The last couple of years seemed to have settled heavily on his shoulders. His once-dark hair was now mostly gray, thinning at the crown. His posture, always straight and confident when I was a little girl watching him fix things around the house, was slightly bent, as if he’d been carrying something too heavy for too long.

His eyes scanned the scene—the patrol cars, the uniformed officers, Victoria vibrating with rage, Lily clutching her phone like a lifeline, and finally me, standing with my suitcase by the driveway.

“Alexandra?” he said, his voice small against the roar of the ocean behind him.

“Dad,” I replied. “Did you even read what you were signing when Victoria asked you to transfer the house?”

He looked at Victoria, then at me. His mouth opened and closed. “She said… she said it was just a formality. That you didn’t care about the house. That you were always too busy with your life in the city to maintain it, to come up here anymore. She said it would be easier if—”

“Too busy, huh?”

I pulled my phone from my pocket and swiped through the photos. “These are from last year,” I said, stepping forward so he could see. “When I came up to meet with the contractors about the roof.” I swiped. “The year before that, when I hired the local painter to fix the shutters. The one before that—new septic system inspection. Every year, Dad. The trust has been covering maintenance and taxes since Mom died. I’ve been coordinating everything with Margaret.”

I turned my gaze to Victoria. “That’s why you never managed to switch the utilities into your name, isn’t it? You never had the authority.”

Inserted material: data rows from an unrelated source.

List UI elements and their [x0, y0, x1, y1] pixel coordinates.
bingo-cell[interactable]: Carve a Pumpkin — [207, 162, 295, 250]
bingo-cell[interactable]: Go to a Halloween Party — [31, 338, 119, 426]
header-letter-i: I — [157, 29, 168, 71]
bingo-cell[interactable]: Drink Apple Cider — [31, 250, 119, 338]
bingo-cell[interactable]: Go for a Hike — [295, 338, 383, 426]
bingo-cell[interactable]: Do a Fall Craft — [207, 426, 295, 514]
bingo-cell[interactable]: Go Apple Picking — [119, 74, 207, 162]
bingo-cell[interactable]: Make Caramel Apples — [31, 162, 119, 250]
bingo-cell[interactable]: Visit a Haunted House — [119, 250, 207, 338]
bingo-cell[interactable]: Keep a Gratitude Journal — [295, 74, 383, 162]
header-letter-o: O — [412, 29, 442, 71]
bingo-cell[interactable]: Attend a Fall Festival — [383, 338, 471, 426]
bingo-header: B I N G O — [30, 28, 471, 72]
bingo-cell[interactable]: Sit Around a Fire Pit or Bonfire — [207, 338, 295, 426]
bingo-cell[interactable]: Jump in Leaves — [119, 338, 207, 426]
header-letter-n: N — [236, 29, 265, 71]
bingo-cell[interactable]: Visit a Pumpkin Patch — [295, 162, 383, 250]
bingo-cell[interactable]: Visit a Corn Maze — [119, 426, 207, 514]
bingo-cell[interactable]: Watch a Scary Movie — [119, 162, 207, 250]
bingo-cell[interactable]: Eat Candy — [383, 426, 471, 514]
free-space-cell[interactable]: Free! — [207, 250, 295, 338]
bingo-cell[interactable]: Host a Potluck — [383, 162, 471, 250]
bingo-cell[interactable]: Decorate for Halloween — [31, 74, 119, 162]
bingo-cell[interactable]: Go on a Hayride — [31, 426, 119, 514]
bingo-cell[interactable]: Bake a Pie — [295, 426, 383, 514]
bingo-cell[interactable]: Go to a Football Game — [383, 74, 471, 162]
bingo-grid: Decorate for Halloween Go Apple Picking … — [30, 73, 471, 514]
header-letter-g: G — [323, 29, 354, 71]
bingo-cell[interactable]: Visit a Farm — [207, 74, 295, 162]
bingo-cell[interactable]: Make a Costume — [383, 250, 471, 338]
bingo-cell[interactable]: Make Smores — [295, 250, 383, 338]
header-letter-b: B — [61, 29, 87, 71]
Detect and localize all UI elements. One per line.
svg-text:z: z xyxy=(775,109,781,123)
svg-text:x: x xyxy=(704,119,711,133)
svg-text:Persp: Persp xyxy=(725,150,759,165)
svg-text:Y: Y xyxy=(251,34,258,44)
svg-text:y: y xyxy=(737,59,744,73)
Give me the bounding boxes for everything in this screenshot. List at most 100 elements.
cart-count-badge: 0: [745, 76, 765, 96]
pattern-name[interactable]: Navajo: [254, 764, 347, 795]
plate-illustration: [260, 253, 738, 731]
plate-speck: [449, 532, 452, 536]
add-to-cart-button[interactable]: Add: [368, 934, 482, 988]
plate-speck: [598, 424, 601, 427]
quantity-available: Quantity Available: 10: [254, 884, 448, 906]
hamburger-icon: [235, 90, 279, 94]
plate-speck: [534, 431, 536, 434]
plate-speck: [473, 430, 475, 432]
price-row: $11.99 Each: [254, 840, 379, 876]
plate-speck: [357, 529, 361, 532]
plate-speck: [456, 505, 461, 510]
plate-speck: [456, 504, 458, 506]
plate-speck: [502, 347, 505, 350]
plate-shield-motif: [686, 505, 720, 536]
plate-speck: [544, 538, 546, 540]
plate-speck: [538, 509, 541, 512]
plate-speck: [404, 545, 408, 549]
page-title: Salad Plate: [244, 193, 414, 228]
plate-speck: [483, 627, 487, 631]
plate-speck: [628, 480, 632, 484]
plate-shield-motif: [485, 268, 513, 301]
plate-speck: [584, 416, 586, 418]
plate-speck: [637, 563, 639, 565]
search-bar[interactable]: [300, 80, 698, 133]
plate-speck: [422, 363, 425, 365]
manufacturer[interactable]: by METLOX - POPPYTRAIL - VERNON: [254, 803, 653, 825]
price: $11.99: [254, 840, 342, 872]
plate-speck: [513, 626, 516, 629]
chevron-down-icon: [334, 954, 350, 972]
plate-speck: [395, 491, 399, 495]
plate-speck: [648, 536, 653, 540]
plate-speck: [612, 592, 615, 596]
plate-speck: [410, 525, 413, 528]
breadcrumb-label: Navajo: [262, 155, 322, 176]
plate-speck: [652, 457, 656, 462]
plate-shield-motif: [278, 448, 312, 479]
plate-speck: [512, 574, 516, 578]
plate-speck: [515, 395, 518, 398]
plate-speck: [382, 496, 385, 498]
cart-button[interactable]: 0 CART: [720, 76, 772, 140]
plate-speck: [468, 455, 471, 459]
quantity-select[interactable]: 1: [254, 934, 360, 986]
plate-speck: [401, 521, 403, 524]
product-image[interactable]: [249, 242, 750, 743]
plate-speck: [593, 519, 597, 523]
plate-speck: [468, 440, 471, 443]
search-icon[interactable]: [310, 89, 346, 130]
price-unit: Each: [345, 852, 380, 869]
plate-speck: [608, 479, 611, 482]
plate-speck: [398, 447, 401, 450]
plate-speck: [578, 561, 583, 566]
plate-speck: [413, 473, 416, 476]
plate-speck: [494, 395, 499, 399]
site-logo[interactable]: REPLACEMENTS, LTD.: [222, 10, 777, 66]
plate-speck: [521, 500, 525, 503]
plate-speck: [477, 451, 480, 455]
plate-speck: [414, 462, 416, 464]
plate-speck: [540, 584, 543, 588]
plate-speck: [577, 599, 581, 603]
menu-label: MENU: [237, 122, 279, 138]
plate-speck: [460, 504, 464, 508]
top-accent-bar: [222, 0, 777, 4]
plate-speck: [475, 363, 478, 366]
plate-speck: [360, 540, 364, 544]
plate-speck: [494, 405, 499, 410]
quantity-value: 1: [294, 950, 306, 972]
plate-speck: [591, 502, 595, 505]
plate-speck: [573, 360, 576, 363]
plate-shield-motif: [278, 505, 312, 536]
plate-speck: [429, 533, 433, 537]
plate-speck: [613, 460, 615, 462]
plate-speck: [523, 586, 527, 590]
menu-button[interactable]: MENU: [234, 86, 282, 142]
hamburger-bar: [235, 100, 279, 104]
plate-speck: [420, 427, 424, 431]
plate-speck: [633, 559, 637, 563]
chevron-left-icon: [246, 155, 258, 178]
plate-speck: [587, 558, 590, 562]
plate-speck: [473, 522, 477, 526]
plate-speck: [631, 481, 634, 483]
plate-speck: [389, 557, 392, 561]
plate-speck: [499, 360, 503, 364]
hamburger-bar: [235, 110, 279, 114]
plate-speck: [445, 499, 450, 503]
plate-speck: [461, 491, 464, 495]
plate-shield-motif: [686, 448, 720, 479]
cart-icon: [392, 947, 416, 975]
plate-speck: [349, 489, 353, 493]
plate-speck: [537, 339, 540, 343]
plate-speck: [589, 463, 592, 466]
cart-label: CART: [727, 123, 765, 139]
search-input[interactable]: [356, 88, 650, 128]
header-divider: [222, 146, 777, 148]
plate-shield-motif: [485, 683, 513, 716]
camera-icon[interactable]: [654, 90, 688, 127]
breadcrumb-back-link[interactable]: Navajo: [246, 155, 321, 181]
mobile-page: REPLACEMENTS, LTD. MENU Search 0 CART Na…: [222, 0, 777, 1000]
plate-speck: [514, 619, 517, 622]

Something like panic flashed across her face, quickly masked by anger.

“You think you’re clever,” she hissed. “You think hiding behind legal technicalities makes you better than us. This house should have been ours. James and I are the ones who made this a real family.”

I laughed. I couldn’t help it. The sound surprised even me. It wasn’t hysterical; it was quiet and exhausted and edged with something sharp.

“A real family,” I repeated. “Is that what you call years of excluding me? Of telling people I couldn’t make it to events I wasn’t even invited to? Of trying to rip out Mom’s roses and erase every trace of her from this place?”

Lily flinched.

“Stop it,” she snapped. “You’re making her sound like some kind of monster.”